Rally for G20 accountability, U of T community demands “Cops Off Campus!”
What: Rally against the Toronto Association of Police and Private Security (TAPPS) “G20 De-Briefing”
Why: To demand accountability and justice for all those arrested during the G20, and to keep ‘Cops off Campus!”
Where: Rally begins at Graduate Students’ Union, 16 Bancroft Avenue, and end at the University of Toronto Faculty Club, 45 Willcocks Street.
When: 10:30 a.m., Wednesday, Oct. 20th.
*** PLEASE WEAR PINK OR BLACK CLOTHES IF YOU PLAN TO ATTEND ***
This is a call to friends and allies to rally on the University of Toronto campus at 10:30 a.m. on Wednesday, Oct. 20th, to send a clear message to the Toronto Association of Police and Private Security (TAPPS) that their “G20 De-Briefing” is not welcome on our campus.
Students, faculty, staff and community members are calling for accountability and justice for all those arrested during the G20 Summit in Toronto — the largest instance of mass arbitrary detention in Canadian history — and are demanding that TAPPS and private security firms be kept off campus!
What is TAPPS? Why should I protest it?
TAPPS is an organization created in the mid-1990s to provide greater coordination between the Toronto police and private security companies.
The influence of private security companies has increased drastically in recent years, from their expanding role in major conflicts (think of Blackwater in Afghanistan and Iraq) to their steady encroachment on public spaces. Some of the private security companies active in war-zones, such as G4S and Securitas, are also active on our streets and campuses.
With the increasing trend towards privatizing and contracting-out public services, the realm of policing has come to depend on ‘public private partnerships’ or the full-out privatization of policing services – fueling a multi-billion dollar ‘security industry’ that relies on fear to sustain profits.
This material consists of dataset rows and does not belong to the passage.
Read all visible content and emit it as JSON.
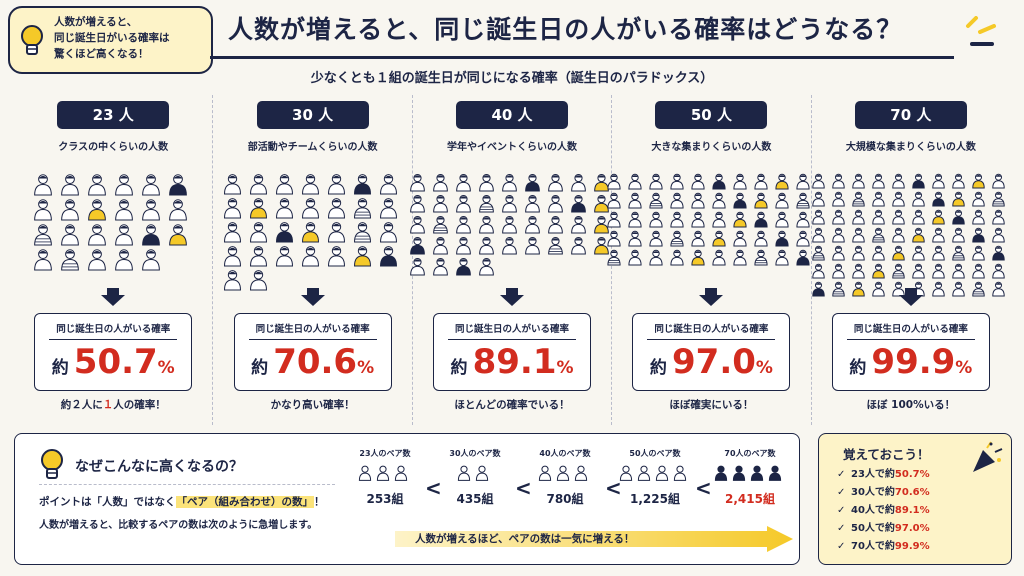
{
  "bubble": {
    "lines": [
      "人数が増えると、",
      "同じ誕生日がいる確率は",
      "驚くほど高くなる！"
    ]
  },
  "title": "人数が増えると、同じ誕生日の人がいる確率はどうなる？",
  "subtitle": "少なくとも１組の誕生日が同じになる確率（誕生日のパラドックス）",
  "groups": [
    {
      "count": "23 人",
      "desc": "クラスの中くらいの人数",
      "prob_label": "同じ誕生日の人がいる確率",
      "approx": "約",
      "value": "50.7",
      "unit": "%",
      "note_parts": [
        "約２人に",
        "１",
        "人の確率！"
      ],
      "people": 23
    },
    {
      "count": "30 人",
      "desc": "部活動やチームくらいの人数",
      "prob_label": "同じ誕生日の人がいる確率",
      "approx": "約",
      "value": "70.6",
      "unit": "%",
      "note_parts": [
        "かなり高い確率！",
        "",
        ""
      ],
      "people": 30
    },
    {
      "count": "40 人",
      "desc": "学年やイベントくらいの人数",
      "prob_label": "同じ誕生日の人がいる確率",
      "approx": "約",
      "value": "89.1",
      "unit": "%",
      "note_parts": [
        "ほとんどの確率でいる！",
        "",
        ""
      ],
      "people": 40
    },
    {
      "count": "50 人",
      "desc": "大きな集まりくらいの人数",
      "prob_label": "同じ誕生日の人がいる確率",
      "approx": "約",
      "value": "97.0",
      "unit": "%",
      "note_parts": [
        "ほぼ確実にいる！",
        "",
        ""
      ],
      "people": 50
    },
    {
      "count": "70 人",
      "desc": "大規模な集まりくらいの人数",
      "prob_label": "同じ誕生日の人がいる確率",
      "approx": "約",
      "value": "99.9",
      "unit": "%",
      "note_parts": [
        "ほぼ 100%いる！",
        "",
        ""
      ],
      "people": 70
    }
  ],
  "why": {
    "title": "なぜこんなに高くなるの？",
    "line1_pre": "ポイントは「人数」ではなく",
    "line1_hl": "「ペア（組み合わせ）の数」",
    "line1_post": "！",
    "line2": "人数が増えると、比較するペアの数は次のように急増します。",
    "pairs": [
      {
        "label": "23人のペア数",
        "count": "253組"
      },
      {
        "label": "30人のペア数",
        "count": "435組"
      },
      {
        "label": "40人のペア数",
        "count": "780組"
      },
      {
        "label": "50人のペア数",
        "count": "1,225組"
      },
      {
        "label": "70人のペア数",
        "count": "2,415組"
      }
    ],
    "lt": "<",
    "arrow_text": "人数が増えるほど、ペアの数は一気に増える！"
  },
  "memo": {
    "title": "覚えておこう！",
    "items": [
      {
        "pre": "23人で約",
        "val": "50.7%"
      },
      {
        "pre": "30人で約",
        "val": "70.6%"
      },
      {
        "pre": "40人で約",
        "val": "89.1%"
      },
      {
        "pre": "50人で約",
        "val": "97.0%"
      },
      {
        "pre": "70人で約",
        "val": "99.9%"
      }
    ],
    "check": "✓"
  },
  "colors": {
    "navy": "#1d2545",
    "red": "#d22c1f",
    "yellow": "#f5c928",
    "cream": "#fdf3c8"
  }
}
The outcome is simple and dangerous: the public has minimal or no oversight and control over the activities of organizations that allegedly
During the G20 Summit, TAPPS revealed the dangers posed when policing forces and private security companies collaborate: massive and unaccountable repression of civil rights. According to ‘Security Management’ magazine: “Four months before the G20, TAPPS helped bring organizations-including the Royal Canadian Mounted Police, Toronto Police, NYPD Shield and other specialized units-together to develop plans and share intelligence on known terrorist and extremist threats, including the Black and Pink Bloc anarchists.
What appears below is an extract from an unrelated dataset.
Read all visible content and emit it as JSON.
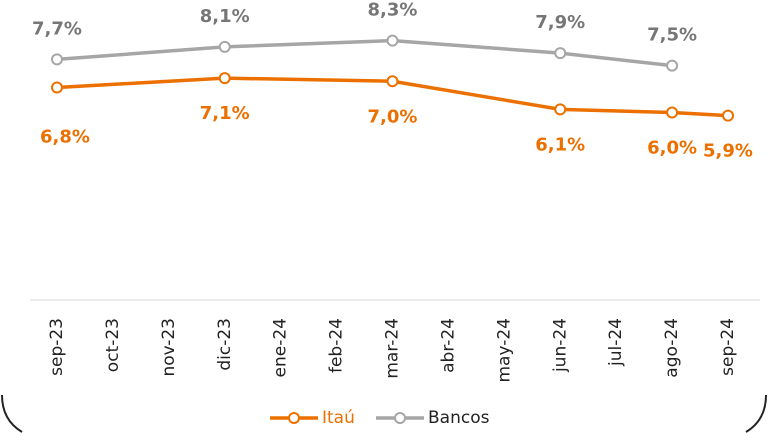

The information gathered was then fed into the TAPPS secure portal (www.tapps.org) to build an intelligence database that police and private security could draw from during the summit weekend. TAPPS members could discuss the intelligence on message boards within the secure Web site…Security and police professionals now hope to build on the lessons learned [from the G20] and realize an even greater collaboration between police and security in the future.”
What is happening on campus on Oct. 20 and why should I care?
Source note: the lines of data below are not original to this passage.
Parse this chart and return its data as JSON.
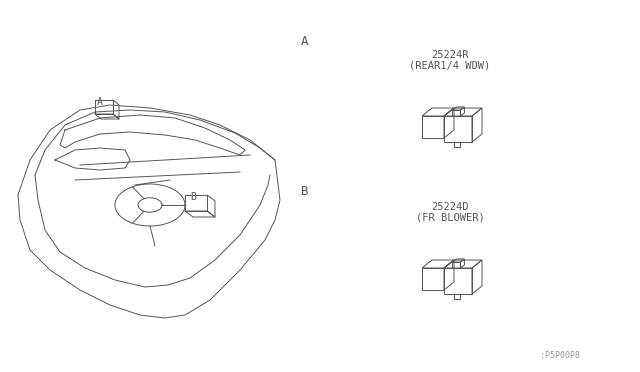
{
  "bg_color": "#f0f0f0",
  "line_color": "#555555",
  "text_color": "#555555",
  "title_label_A": "A",
  "title_label_B": "B",
  "relay1_part": "25224R",
  "relay1_desc": "(REAR1/4 WDW)",
  "relay2_part": "25224D",
  "relay2_desc": "(FR BLOWER)",
  "watermark": ":P5P00P8",
  "fig_width": 6.4,
  "fig_height": 3.72,
  "dpi": 100
}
On Wednesday, Oct. 20th, TAPPS is holding a ‘G20 Debriefing’ training seminar on the UofT campus. This session is co-hosted by the University of Toronto Campus Community Police Service and Reilly Security (one of the companies that holds a security contract with the UofT administration).
In this closed session, speakers will assess police and private security cooperation during “Canada’s largest domestic security operation” and examine “challenges and provide perspective from many of the key players involved from both police and private security circles.”
In short, similar rounds of repression are being planned on our campus, behind closed doors.
The U of T community is already familiar with the consequences of ‘police and private security’ cooperation. During the G20 Summit, 75 people from Quebec, who were staying as guests at the GSU Gym, were arrested as a result of a tip provided by a Reilly Security guard working on campus. The security guard noted the presence of ‘black-clad individuals’ getting off a bus and immediately contacted the UofT ‘Incident Command Center’ and TAPPS to secure their arrest.
The 75 people arrested have since been cleared of all charges, underscoring the arbitrary nature of these arrests. These arrests are part of a broader trend at UofT in which campus
activists and their community allies have experienced increased harassment at the hands of private security guards and campus police.
What kind of campus are we asking for?
We are calling on the University of Toronto Administration and the provincial government to honour the University’s Purpose to commit to “vigilant protection of individual human rights,” including the “human right to radical, critical teaching and research.”
We call on university administrators to respect the campus as a protected space to “raise deeply disturbing questions and provocative challenges to the cherished beliefs of society at large and of the university itself.” We reject and will actively oppose all administrative sanction of an oppressive security agenda that undermines these commitments.